To be fair, such a mixed record is to be expected in a straight-to-stage vanity project. Meier deserves credit for his determination. Polished stagecraft is not really the point. 

Meier manages to put his creative stamp on a compelling story and somehow turns sexual harassment into legit comedy. At the same time, with Siegfried and Roy gone, Meier gets the last word in his case.
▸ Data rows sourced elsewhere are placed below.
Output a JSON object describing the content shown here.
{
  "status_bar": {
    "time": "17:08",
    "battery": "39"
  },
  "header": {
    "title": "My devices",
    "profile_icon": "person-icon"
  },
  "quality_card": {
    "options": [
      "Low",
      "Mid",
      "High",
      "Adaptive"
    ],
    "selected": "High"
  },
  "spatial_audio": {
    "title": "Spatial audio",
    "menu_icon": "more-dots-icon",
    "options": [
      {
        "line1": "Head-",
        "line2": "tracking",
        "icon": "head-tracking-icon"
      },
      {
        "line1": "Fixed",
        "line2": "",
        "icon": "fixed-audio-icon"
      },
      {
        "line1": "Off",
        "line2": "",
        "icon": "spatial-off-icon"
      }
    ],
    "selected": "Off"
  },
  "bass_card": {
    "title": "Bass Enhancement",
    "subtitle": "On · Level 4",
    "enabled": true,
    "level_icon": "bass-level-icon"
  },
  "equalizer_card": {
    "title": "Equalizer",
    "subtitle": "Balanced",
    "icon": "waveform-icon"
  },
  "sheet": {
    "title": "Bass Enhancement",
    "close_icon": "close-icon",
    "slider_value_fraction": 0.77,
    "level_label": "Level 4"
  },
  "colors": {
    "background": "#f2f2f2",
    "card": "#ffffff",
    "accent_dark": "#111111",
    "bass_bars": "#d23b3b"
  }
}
And he clearly has a wicked good time doing it.

You can listen to five tunes from Shangri-La-La at Mike Meier Writes. I'm weirdly looking forward to Meier's forthcoming mockumentary, "So You Think You Can Trust the Media?"

It happens, incidentally, that a couple of weeks after I saw Shangri-La-La in Arlington, I visited the Flamingo in Las Vegas. I had a fabulous time at the Flamingo-resident show Piff the Magic Dragon, starring Piff, the lovely Jade Simone, and the world's only magic-performing chihuahua, Mr. Piffles, an act of America's Got Talent and Queer Eye fame. I got to scratch Mr. Piffles under the muzzle after the show. The trio is on tour now with All-Star Vegas, appearing in Cranston, Rhode Island, tomorrow, September 18.